DOWN [3] elastic-blockchain-proxy.service
DOWN [3] elasticsearch.service
DOWN [3] eventhandlerd.service
UP   [0] filebeat.service
UP   [0] grafana-server.service
UP   [0] httpd.service
DOWN [3] icinga2-master.service
UP   [0] influxdb.service
DOWN [3] kibana-logmanager.service
DOWN [0] lampod.service
UP   [0] logstash.service
UP   [0] mariadb.service
DOWN [3] nats-server.service
UP   [0] neteye-agent.service
UP   [0] nginx.service
UP   [0] nprobe.service
UP   [0] ntopng.service
UP   [0] redis.service
UP   [0] rh-php73-php-fpm.service
UP   [0] rsyslog-logmanager.service
UP   [0] slmd.service
UP   [0] smsd.service
UP   [0] snmptrapd.service
UP   [0] tornado.service
DOWN [3] tornado_email_collector.service
DOWN [0] tornado_icinga2_collector.service
DOWN [3] tornado_nats_json_collector.service
DOWN [3] tornado_webhook_collector.service


Output may vary, depending on both installed modules and running services.

Suppose you have just install Tornado and all its collectors: they should be running, but are marked as DOWN. This means that something has gone wrong and you need to understand why. You can therefore check the dedicated troubleshooting section for directions.

Verify Installation on NetEye Cluster

On a cluster it is necessary to differentiate between clustered and non clustered services: Non clustered services, which for example include Elasticsearch, follow the same approach shown in the previous section and in case of issues, can be inspected with the same commands mentioned in the corresponding troubleshooting section.

Clustered services, on the contrary, require a different approach. Indeed, the neteye status, neteye start, and neteye stop commands can not be used, because they are not available on cluster.


Clustered services are referred to as Resources. For example, a Tornado instance running on a NetEye single installation is a service, while a Tornado instance running on a NetEye cluster is a resource.

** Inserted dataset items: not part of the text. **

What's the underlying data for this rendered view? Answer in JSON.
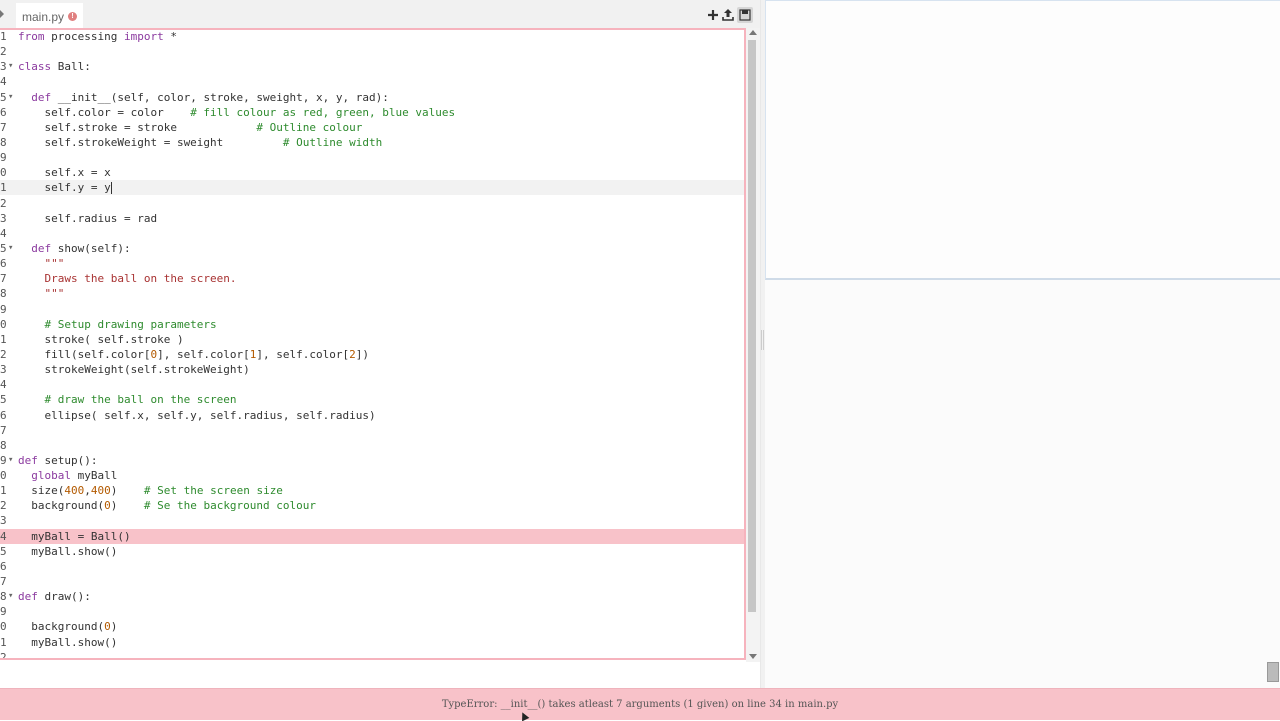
{
  "editor": {
    "tab_label": "main.py",
    "tab_error_badge": "!",
    "code_lines": [
      {
        "n": "1",
        "fold": "",
        "segments": [
          {
            "t": "from",
            "c": "kw"
          },
          {
            "t": " processing ",
            "c": ""
          },
          {
            "t": "import",
            "c": "kw"
          },
          {
            "t": " *",
            "c": ""
          }
        ]
      },
      {
        "n": "2",
        "fold": "",
        "segments": []
      },
      {
        "n": "3",
        "fold": "▾",
        "segments": [
          {
            "t": "class",
            "c": "kw"
          },
          {
            "t": " Ball:",
            "c": ""
          }
        ]
      },
      {
        "n": "4",
        "fold": "",
        "segments": []
      },
      {
        "n": "5",
        "fold": "▾",
        "segments": [
          {
            "t": "  def",
            "c": "kw"
          },
          {
            "t": " __init__(self, color, stroke, sweight, x, y, rad):",
            "c": ""
          }
        ]
      },
      {
        "n": "6",
        "fold": "",
        "segments": [
          {
            "t": "    self.color = color    ",
            "c": ""
          },
          {
            "t": "# fill colour as red, green, blue values",
            "c": "cm"
          }
        ]
      },
      {
        "n": "7",
        "fold": "",
        "segments": [
          {
            "t": "    self.stroke = stroke            ",
            "c": ""
          },
          {
            "t": "# Outline colour",
            "c": "cm"
          }
        ]
      },
      {
        "n": "8",
        "fold": "",
        "segments": [
          {
            "t": "    self.strokeWeight = sweight         ",
            "c": ""
          },
          {
            "t": "# Outline width",
            "c": "cm"
          }
        ]
      },
      {
        "n": "9",
        "fold": "",
        "segments": []
      },
      {
        "n": "0",
        "fold": "",
        "segments": [
          {
            "t": "    self.x = x",
            "c": ""
          }
        ]
      },
      {
        "n": "1",
        "fold": "",
        "segments": [
          {
            "t": "    self.y = y",
            "c": ""
          }
        ],
        "cursor": true
      },
      {
        "n": "2",
        "fold": "",
        "segments": []
      },
      {
        "n": "3",
        "fold": "",
        "segments": [
          {
            "t": "    self.radius = rad",
            "c": ""
          }
        ]
      },
      {
        "n": "4",
        "fold": "",
        "segments": []
      },
      {
        "n": "5",
        "fold": "▾",
        "segments": [
          {
            "t": "  def",
            "c": "kw"
          },
          {
            "t": " show(self):",
            "c": ""
          }
        ]
      },
      {
        "n": "6",
        "fold": "",
        "segments": [
          {
            "t": "    \"\"\"",
            "c": "st"
          }
        ]
      },
      {
        "n": "7",
        "fold": "",
        "segments": [
          {
            "t": "    Draws the ball on the screen.",
            "c": "st"
          }
        ]
      },
      {
        "n": "8",
        "fold": "",
        "segments": [
          {
            "t": "    \"\"\"",
            "c": "st"
          }
        ]
      },
      {
        "n": "9",
        "fold": "",
        "segments": []
      },
      {
        "n": "0",
        "fold": "",
        "segments": [
          {
            "t": "    # Setup drawing parameters",
            "c": "cm"
          }
        ]
      },
      {
        "n": "1",
        "fold": "",
        "segments": [
          {
            "t": "    stroke( self.stroke )",
            "c": ""
          }
        ]
      },
      {
        "n": "2",
        "fold": "",
        "segments": [
          {
            "t": "    fill(self.color[",
            "c": ""
          },
          {
            "t": "0",
            "c": "num"
          },
          {
            "t": "], self.color[",
            "c": ""
          },
          {
            "t": "1",
            "c": "num"
          },
          {
            "t": "], self.color[",
            "c": ""
          },
          {
            "t": "2",
            "c": "num"
          },
          {
            "t": "])",
            "c": ""
          }
        ]
      },
      {
        "n": "3",
        "fold": "",
        "segments": [
          {
            "t": "    strokeWeight(self.strokeWeight)",
            "c": ""
          }
        ]
      },
      {
        "n": "4",
        "fold": "",
        "segments": []
      },
      {
        "n": "5",
        "fold": "",
        "segments": [
          {
            "t": "    # draw the ball on the screen",
            "c": "cm"
          }
        ]
      },
      {
        "n": "6",
        "fold": "",
        "segments": [
          {
            "t": "    ellipse( self.x, self.y, self.radius, self.radius)",
            "c": ""
          }
        ]
      },
      {
        "n": "7",
        "fold": "",
        "segments": []
      },
      {
        "n": "8",
        "fold": "",
        "segments": []
      },
      {
        "n": "9",
        "fold": "▾",
        "segments": [
          {
            "t": "def",
            "c": "kw"
          },
          {
            "t": " setup():",
            "c": ""
          }
        ]
      },
      {
        "n": "0",
        "fold": "",
        "segments": [
          {
            "t": "  global",
            "c": "kw"
          },
          {
            "t": " myBall",
            "c": ""
          }
        ]
      },
      {
        "n": "1",
        "fold": "",
        "segments": [
          {
            "t": "  size(",
            "c": ""
          },
          {
            "t": "400",
            "c": "num"
          },
          {
            "t": ",",
            "c": ""
          },
          {
            "t": "400",
            "c": "num"
          },
          {
            "t": ")    ",
            "c": ""
          },
          {
            "t": "# Set the screen size",
            "c": "cm"
          }
        ]
      },
      {
        "n": "2",
        "fold": "",
        "segments": [
          {
            "t": "  background(",
            "c": ""
          },
          {
            "t": "0",
            "c": "num"
          },
          {
            "t": ")    ",
            "c": ""
          },
          {
            "t": "# Se the background colour",
            "c": "cm"
          }
        ]
      },
      {
        "n": "3",
        "fold": "",
        "segments": []
      },
      {
        "n": "4",
        "fold": "",
        "segments": [
          {
            "t": "  myBall = Ball()",
            "c": ""
          }
        ],
        "error": true
      },
      {
        "n": "5",
        "fold": "",
        "segments": [
          {
            "t": "  myBall.show()",
            "c": ""
          }
        ]
      },
      {
        "n": "6",
        "fold": "",
        "segments": []
      },
      {
        "n": "7",
        "fold": "",
        "segments": []
      },
      {
        "n": "8",
        "fold": "▾",
        "segments": [
          {
            "t": "def",
            "c": "kw"
          },
          {
            "t": " draw():",
            "c": ""
          }
        ]
      },
      {
        "n": "9",
        "fold": "",
        "segments": []
      },
      {
        "n": "0",
        "fold": "",
        "segments": [
          {
            "t": "  background(",
            "c": ""
          },
          {
            "t": "0",
            "c": "num"
          },
          {
            "t": ")",
            "c": ""
          }
        ]
      },
      {
        "n": "1",
        "fold": "",
        "segments": [
          {
            "t": "  myBall.show()",
            "c": ""
          }
        ]
      },
      {
        "n": "2",
        "fold": "",
        "segments": []
      }
    ]
  },
  "toolbar": {
    "add_icon": "plus-icon",
    "upload_icon": "upload-icon",
    "save_icon": "save-icon"
  },
  "status": {
    "error_message": "TypeError: __init__() takes atleast 7 arguments (1 given) on line 34 in main.py"
  },
  "colors": {
    "error_bg": "#f8c2c9",
    "keyword": "#8b3a9f",
    "comment": "#2e8b2e",
    "string": "#a83232",
    "number": "#b35a00"
  }
}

Therefore, to verify if resources are correctly running, use the pcs status command, which outputs the status of the cluster and all the resources, similarly to the following excerpt.

Cluster name: NetEye
Stack: corosync
Current DC: neteye01.local (version 1.1.23-1.el7_9.1-9acf116022) - partition with quorum
Last updated: Wed Jul 28 09:47:52 2021
Last change: Tue Jul 27 15:04:36 2021 by root via cibadmin on neteye02.local
2 nodes configured
74 resource instances configured
Online: [ neteye01.local neteye02.local ]
Full list of resources:
 cluster_ip    (ocf::heartbeat:IPaddr2):    Started neteye02.local
 Resource Group: tornado_rsyslog_collector_group
     tornado_rsyslog_collector_drbd_fs    (ocf::heartbeat:Filesystem):    Started neteye02.local
 Resource Group: tornado_group

In case a resource is not starting correctly, it will be listed at the end of the output (see snippet below) as Failed. You need to understand why it is not running: the dedicated cluster troubleshooting section features options that you can apply to find the root cause of the problem.

Failed Resource Actions:
* tornado_email_collector_monitor_30000 on neteye02.local 'not running' (7): call=414, status=complete, exitreason='',
    last-rc-change='Wed Jul 28 09:57:21 2021', queued=0ms, exec=0ms

Accessing the New Module

If the procedure you followed above was successful, you can now access the new module with these steps:

  • Refresh your browser window. This will ensure that the new module appears in the NetEye menu and all Javascript and CSS is reloaded properly.

  • Log out of NetEye and then log back in so that any permissions or roles required by the new module will take effect.